Por supuesto, otros planetas también tienen universidades, pero no en gran número.
Está claro que aquellos que van a la universidad son súper genios, personas con algo de dinero extra en casa, o verdaderos apasionados por aprender.
El Presidente Hu deseaba estudiar, pero pronto descubrió que no podía absorber nada a medida que envejecía.
Así que cuando su hijo entró en Entrenamiento Militar, no supo por cuánto tiempo se regocijó.
El Presidente Hu los condujo al edificio.
El edificio solía ser propiedad de la Familia Hu, pero después de que su hermano mayor derrochara recursos demasiado rápido, el Presidente Hu logró comprarlo de nuevo a través de alguien.
Esto se usaba como la sede de su propia compañía.
El edificio ocupaba mucho espacio y no podía ser utilizado completamente como oficina, así que el Presidente Hu solo tenía el segundo, tercero, cuarto y los tres pisos superiores como sitios de la empresa, y alquilaba los otros pisos.
Otros empleados de la compañía saludaban al Presidente Hu con el apodo amistoso.
—Hola, Propietario.
El Presidente Hu agitaba sus manos regordetas con una sonrisa.
—Bien, bien, bien.
—Propietario, ¿está su hijo de vacaciones?
Vaya, incluso trajo un grupo de jóvenes apuestos.
Presidente Hu:
—Jajaja, no puedo evitarlo, mi hijo es obediente, trayendo a los mejores estudiantes de Entrenamiento Militar que estudian Mecha para ayudarme a generar ideas.
Los empresarios pueden exagerar cualquier cosa, incluso hasta el cielo.
Solo escucha y tómalo como tal.
A la persona no le importaba mucho lo que decía el Presidente Hu, —Felicidades, creo que el Presidente Hu pronto obtendrá lo que desea.
En el edificio, todo el personal formalmente empleado sabe que el Presidente Hu está decidido a iniciar una industria tecnológica, pero desafortunadamente, se ha enfriado, más frío que estar desnudo en el espacio.
Nadie se atrevería a decirle a la cara al Presidente Hu que contratar a los mejores estudiantes es un desperdicio.

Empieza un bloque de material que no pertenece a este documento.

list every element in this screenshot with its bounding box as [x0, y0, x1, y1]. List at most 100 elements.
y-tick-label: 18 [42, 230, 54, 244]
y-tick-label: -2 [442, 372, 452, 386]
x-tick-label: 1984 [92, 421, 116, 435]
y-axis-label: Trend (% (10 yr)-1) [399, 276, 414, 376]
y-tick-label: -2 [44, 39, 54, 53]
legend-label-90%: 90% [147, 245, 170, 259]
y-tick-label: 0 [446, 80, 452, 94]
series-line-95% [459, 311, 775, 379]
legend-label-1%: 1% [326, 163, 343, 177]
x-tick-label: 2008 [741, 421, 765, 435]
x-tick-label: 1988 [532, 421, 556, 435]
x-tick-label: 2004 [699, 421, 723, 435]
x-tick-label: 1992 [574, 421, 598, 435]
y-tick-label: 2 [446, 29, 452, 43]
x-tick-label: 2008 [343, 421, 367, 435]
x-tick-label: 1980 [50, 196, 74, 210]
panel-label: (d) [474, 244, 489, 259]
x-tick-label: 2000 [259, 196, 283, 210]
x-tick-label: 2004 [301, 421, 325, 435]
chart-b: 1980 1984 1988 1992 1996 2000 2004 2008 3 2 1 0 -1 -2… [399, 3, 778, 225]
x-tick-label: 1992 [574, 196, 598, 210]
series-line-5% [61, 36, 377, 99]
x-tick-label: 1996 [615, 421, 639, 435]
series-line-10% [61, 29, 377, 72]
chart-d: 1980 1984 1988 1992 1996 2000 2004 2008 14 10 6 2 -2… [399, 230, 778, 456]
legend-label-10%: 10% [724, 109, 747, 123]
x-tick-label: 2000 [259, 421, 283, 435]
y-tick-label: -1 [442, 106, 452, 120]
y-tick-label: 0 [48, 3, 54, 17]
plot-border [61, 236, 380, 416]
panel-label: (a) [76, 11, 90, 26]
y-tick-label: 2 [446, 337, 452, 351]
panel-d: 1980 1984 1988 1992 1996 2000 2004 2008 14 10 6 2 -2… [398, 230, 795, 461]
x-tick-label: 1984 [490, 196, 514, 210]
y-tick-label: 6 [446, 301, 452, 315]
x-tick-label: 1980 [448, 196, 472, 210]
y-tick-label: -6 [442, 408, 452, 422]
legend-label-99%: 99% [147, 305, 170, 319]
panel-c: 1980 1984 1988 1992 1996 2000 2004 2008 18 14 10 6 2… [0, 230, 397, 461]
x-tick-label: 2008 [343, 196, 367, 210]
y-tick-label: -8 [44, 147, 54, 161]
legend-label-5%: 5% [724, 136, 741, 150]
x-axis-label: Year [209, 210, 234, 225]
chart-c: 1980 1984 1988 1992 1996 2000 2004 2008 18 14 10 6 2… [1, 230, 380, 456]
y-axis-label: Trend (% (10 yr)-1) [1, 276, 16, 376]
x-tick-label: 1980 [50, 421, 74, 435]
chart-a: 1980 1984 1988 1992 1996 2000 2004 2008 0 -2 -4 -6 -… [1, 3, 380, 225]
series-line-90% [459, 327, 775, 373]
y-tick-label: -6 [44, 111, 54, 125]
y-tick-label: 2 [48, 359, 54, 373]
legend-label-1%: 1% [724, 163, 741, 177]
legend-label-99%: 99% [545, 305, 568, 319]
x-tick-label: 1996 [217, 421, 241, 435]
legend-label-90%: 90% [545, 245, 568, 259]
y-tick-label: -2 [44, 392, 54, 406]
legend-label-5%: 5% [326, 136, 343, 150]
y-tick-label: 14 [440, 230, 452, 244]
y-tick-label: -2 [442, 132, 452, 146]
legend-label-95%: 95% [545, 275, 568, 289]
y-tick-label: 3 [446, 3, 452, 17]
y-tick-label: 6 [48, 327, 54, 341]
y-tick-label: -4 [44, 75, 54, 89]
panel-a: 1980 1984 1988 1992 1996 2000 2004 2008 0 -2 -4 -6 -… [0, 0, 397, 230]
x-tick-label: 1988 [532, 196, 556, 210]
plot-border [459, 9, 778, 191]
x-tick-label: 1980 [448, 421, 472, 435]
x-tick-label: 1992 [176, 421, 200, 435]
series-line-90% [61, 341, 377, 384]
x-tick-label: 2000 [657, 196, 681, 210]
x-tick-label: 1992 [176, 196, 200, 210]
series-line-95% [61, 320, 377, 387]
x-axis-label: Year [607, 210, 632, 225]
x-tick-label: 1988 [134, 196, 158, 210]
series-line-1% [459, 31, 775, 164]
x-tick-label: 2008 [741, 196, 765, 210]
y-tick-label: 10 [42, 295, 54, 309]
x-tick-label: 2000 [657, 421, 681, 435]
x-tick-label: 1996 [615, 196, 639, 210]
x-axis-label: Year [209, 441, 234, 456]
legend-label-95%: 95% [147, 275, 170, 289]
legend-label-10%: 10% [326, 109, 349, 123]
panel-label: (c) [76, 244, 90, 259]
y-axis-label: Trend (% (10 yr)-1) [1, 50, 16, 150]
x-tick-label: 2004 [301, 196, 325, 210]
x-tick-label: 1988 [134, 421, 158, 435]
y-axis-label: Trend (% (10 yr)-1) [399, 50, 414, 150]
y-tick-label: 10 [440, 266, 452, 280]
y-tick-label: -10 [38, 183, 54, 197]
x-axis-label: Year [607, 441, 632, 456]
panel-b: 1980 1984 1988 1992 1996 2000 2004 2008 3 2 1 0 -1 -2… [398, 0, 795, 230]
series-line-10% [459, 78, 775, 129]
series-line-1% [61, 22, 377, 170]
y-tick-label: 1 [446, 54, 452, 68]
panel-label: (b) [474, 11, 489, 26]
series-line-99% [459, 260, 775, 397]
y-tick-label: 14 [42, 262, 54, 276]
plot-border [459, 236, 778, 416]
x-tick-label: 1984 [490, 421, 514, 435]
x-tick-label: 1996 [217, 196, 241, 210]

Tan pronto como el grupo del Presidente Hu se fue apresuradamente, menos de diez minutos después, todo el edificio estaba zumbando con la noticia de que el Presidente Hu quería lanzarse a un nuevo proyecto tecnológico nuevamente.
Los grupos de mensajería de muchas personas en sus teléfonos se actualizaron rápidamente con información.
—Vi a una niña entre los compañeros de clase de su hijo, muy linda, acaba de empezar la universidad, ¿verdad?
—Los niños de hoy van a la universidad cada vez más jóvenes; en mi época, ya tenía veinticinco años cuando me gradué de la secundaria.
—Veinticinco todavía es joven, ¿de acuerdo?
Me gradué de la secundaria a los cuarenta.
Mi madre casi se vuelve loca porque me quedé rezagado.
—Quién sabe qué nuevo proyecto está apuntando el Presidente Hu esta vez.
Con este dinero, sería mejor darnos un respiro con el alquiler; hoy, se quejó de nuevo de que el propietario no muestra clemencia, sin bajar el alquiler ni un centavo.
—Es risible, un edificio en el centro, el propietario reduciendo el alquiler es imposible, no subirlo ya muestra misericordia.
—Así que dejemos la digresión, comencemos a apostar, cincuenta centavos por apuesta, comenzaré con la más alta, diez apuestas, apostando a que la inversión del Presidente Hu está condenada de nuevo.
—El joven amo trajo compañeros de clase solo por diversión, hacer esto no es muy educado.
También pongo un voto para que el proyecto tecnológico del Presidente Hu fracase.
—Votas uno, voto uno, todas las apuestas al fracaso, ¿quién va a apostar por el éxito entonces?
—Pah, pah, pah, los amigos del joven amo son increíbles, tendrán éxito esta vez, pondré diez apuestas por su victoria.
—Sí, el Presidente Hu seguramente ganará, el joven amo nos llevará a la gloria.
Una serie de puntos suspensivos expresando su desconcierto.
Todos: «Esa sección de secretarios del Presidente Hu está de nuevo con la adulación».
Con personas de la sección de secretarios involucradas, todos se unieron a la fiebre de las apuestas, pensando cuánta riqueza podrían traer estos jóvenes estudiantes.
Si hubiera alguien un poco mayor entre ellos, tal vez habría esperanza.
Un fondo de apuestas de unos pocos centavos establecido, y muchísima gente respondió inmediatamente.
Nadie regulaba apuestas tan pequeñas, y había software especializado para apoyar la participación pública, considerado como añadir un poco de entretenimiento.